Ian is turning 40 soon. He's not blind. He sees time simply pass by him while he's stuck in this piece of shit limbo he's created for himself. Liam is the literal prime example of it. He is 21 years old. He's about to graduate college. He personified all the time that has passed through Ian's grasp. And when Ian sees him, he can't help but think of all the lost time spent mooning over a man whose existence is turning into a mere myth in Ian's eyes. He's exhausted searching. He's getting old. But, he won't stop. He can't stop.

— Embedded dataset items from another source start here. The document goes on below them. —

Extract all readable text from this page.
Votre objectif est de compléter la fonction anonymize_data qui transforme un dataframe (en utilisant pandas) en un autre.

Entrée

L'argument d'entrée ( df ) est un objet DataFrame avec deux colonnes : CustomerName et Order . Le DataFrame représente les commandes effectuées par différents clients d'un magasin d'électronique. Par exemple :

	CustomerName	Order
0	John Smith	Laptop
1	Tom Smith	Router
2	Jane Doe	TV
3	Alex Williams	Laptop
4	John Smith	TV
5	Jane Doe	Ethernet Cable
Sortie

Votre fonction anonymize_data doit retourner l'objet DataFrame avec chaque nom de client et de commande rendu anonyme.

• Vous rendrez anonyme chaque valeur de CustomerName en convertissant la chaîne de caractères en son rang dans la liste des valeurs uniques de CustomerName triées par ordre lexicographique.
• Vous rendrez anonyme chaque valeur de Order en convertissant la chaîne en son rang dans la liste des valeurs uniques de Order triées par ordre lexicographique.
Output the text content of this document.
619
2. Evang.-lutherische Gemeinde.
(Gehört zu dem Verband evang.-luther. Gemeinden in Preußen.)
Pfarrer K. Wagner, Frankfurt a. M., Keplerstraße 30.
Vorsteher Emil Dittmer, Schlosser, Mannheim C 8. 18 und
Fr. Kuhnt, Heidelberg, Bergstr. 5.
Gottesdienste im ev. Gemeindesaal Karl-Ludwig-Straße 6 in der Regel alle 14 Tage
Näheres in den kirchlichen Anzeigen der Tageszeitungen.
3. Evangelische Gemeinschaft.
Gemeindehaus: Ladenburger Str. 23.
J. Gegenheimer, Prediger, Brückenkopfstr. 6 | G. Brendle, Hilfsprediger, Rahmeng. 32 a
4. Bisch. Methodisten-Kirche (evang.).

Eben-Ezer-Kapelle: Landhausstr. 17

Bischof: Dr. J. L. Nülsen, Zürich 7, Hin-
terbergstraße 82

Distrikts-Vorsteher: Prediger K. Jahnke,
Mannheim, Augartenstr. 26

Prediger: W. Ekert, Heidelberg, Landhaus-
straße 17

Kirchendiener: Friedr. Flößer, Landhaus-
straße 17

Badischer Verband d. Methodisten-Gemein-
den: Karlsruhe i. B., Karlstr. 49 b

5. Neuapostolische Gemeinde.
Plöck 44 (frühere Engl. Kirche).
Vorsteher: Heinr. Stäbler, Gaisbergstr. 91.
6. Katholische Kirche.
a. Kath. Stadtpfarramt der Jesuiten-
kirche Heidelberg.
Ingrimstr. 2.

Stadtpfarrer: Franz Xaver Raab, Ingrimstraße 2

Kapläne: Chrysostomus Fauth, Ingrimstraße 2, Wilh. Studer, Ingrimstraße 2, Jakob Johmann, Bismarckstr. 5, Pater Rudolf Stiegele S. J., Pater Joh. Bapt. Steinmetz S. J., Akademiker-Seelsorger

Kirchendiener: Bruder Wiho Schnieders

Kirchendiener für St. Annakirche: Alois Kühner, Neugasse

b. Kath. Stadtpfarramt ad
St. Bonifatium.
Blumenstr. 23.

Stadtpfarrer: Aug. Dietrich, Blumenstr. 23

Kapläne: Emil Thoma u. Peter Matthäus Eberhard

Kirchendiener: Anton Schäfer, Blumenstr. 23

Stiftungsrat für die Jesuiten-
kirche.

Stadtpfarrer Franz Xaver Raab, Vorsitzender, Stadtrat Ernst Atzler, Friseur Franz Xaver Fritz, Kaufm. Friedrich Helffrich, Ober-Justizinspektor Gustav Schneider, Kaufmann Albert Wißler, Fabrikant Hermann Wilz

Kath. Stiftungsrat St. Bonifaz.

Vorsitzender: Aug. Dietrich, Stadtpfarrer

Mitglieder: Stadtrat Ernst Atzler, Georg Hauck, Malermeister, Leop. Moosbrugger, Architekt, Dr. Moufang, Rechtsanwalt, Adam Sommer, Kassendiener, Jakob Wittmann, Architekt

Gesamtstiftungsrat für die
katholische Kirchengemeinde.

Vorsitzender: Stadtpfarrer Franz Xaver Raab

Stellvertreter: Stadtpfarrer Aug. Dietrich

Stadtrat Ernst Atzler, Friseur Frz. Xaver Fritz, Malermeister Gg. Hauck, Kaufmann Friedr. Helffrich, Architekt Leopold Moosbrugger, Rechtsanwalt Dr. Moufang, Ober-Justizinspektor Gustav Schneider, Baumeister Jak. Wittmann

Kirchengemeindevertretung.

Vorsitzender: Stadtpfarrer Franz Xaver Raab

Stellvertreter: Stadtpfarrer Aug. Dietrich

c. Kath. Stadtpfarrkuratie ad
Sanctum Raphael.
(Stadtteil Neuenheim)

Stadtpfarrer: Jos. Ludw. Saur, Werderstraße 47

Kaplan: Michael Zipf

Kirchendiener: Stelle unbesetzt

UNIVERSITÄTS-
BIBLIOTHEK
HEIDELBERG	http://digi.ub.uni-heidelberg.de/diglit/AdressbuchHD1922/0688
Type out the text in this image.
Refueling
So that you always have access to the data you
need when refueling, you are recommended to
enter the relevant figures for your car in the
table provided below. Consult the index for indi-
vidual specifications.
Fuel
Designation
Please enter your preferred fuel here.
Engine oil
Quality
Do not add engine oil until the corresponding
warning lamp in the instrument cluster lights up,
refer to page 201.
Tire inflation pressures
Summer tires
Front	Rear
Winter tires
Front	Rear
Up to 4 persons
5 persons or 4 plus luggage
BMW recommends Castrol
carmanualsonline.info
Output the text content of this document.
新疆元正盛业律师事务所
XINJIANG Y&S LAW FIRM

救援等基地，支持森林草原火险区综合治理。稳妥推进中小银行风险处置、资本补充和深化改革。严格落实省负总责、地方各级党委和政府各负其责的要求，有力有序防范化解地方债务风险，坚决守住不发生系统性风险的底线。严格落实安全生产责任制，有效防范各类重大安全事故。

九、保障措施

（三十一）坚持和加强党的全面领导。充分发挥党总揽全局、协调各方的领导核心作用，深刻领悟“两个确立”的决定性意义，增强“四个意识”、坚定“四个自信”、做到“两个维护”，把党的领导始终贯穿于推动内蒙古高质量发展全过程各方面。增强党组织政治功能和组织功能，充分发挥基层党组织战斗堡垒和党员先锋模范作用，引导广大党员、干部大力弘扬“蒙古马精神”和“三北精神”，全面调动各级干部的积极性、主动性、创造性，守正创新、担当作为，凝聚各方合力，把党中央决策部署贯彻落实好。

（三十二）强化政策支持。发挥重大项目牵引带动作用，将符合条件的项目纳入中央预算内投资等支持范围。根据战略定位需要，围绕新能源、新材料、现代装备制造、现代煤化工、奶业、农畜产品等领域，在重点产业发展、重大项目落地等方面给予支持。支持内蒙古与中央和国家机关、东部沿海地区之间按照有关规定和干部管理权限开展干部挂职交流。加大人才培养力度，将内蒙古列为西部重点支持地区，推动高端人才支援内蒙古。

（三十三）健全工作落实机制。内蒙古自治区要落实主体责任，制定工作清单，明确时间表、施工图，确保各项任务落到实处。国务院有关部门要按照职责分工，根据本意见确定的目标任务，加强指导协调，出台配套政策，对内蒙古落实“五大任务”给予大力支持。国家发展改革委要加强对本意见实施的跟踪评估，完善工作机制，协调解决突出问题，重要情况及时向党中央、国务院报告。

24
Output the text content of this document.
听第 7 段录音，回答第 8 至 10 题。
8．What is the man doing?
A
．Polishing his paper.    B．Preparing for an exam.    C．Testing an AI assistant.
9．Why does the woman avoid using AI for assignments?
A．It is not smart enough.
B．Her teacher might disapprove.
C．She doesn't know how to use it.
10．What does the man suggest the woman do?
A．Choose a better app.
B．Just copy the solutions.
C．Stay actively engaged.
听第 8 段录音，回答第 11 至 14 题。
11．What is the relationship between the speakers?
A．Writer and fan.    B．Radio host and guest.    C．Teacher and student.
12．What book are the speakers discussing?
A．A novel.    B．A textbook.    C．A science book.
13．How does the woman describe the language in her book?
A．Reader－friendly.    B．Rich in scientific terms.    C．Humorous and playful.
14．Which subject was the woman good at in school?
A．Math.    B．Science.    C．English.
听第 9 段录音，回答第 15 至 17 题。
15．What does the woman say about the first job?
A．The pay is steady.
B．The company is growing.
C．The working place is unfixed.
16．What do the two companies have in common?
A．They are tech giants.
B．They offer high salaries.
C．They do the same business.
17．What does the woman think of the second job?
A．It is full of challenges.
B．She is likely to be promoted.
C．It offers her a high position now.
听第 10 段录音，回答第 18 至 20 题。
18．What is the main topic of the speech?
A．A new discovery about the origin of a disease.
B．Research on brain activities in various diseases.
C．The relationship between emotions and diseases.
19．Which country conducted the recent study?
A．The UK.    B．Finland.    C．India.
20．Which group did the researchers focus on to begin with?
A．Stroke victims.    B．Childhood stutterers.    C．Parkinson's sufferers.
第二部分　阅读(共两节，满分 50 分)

“I'm...I'm sorry Ian,” Liam chokes out. He actually looks close to tears, looking more and more like a distressed puppy that was kicked to the curb, “I didn't mean to force you to open up about all of this.”
“It's okay.”
“For...for what it's worth, I think it's still really brave to keep looking for your Soul Mate.”
Brave? Or Stupid? Ian's mind brings up, only for Ian to frown at him. “Listen to me closely Liam,” Ian says again bringing one hand to pat at Liam's own hand, “not everyone ends up with their Soul Mate. But it doesn't hurt to try alright? Try your best, your hardest to make it work.”
“Do...do you think you'll find him? Eventually?”
“I don't know. I can't tell whether or not I exhausted all my chances or not anymore.” That, his mind simply adds, that or he won't believe it. There is a clear difference, but it matters not to his soul. Not when every fiber of Ian's being would give an arm and leg just to see Mickey again. For one last time if he must, just to lay down all his regrets and clean his slate. Perhaps it would cleanse his soul, assuage his guilt and he could start anew. Perhaps it would actually kill him and he would begin his slow, inevitable descent into madness. Ian doesn't know. At this point, he doesn't care. Ian is just tired. He just wants to rest. He just wants it all to end.
Liam doesn't comment when he spies a renegade tear fall down Ian's cheek. He's been in utter awe to think that Ian could have so much control that it would only take now for him to allow himself to cry. It isn't even dramatic sobbing. It is a stray tear, one that Ian could have easily blamed on a yawn had it not been for the clenched jaw and shaking lips that gave away his desire to bawl. His brother has remarkable control. He has remarkable courage. And my god, Ian has remarkable self awareness. It leaves Liam shaking in his seat.
Liam might be 21 years old. He might be an official adult. But at this moment, he's never felt more like a child in the face of his older sibling. He's opened a can of worms and he's not sure it was the correct thing to do. So he sits and watches as Ian tries to crawl back, away from his mind and stabilize himself until that crooked mask is placed perfectly on top of his face. It use to bother him before, but now he feels the unmistakable urge rip it off and just fix it. But it isn't his mask to fix. Not at all.
He'd like to meet him; This Mickey Milkovich someday. He sincerely just hopes that someday would come sooner rather than later.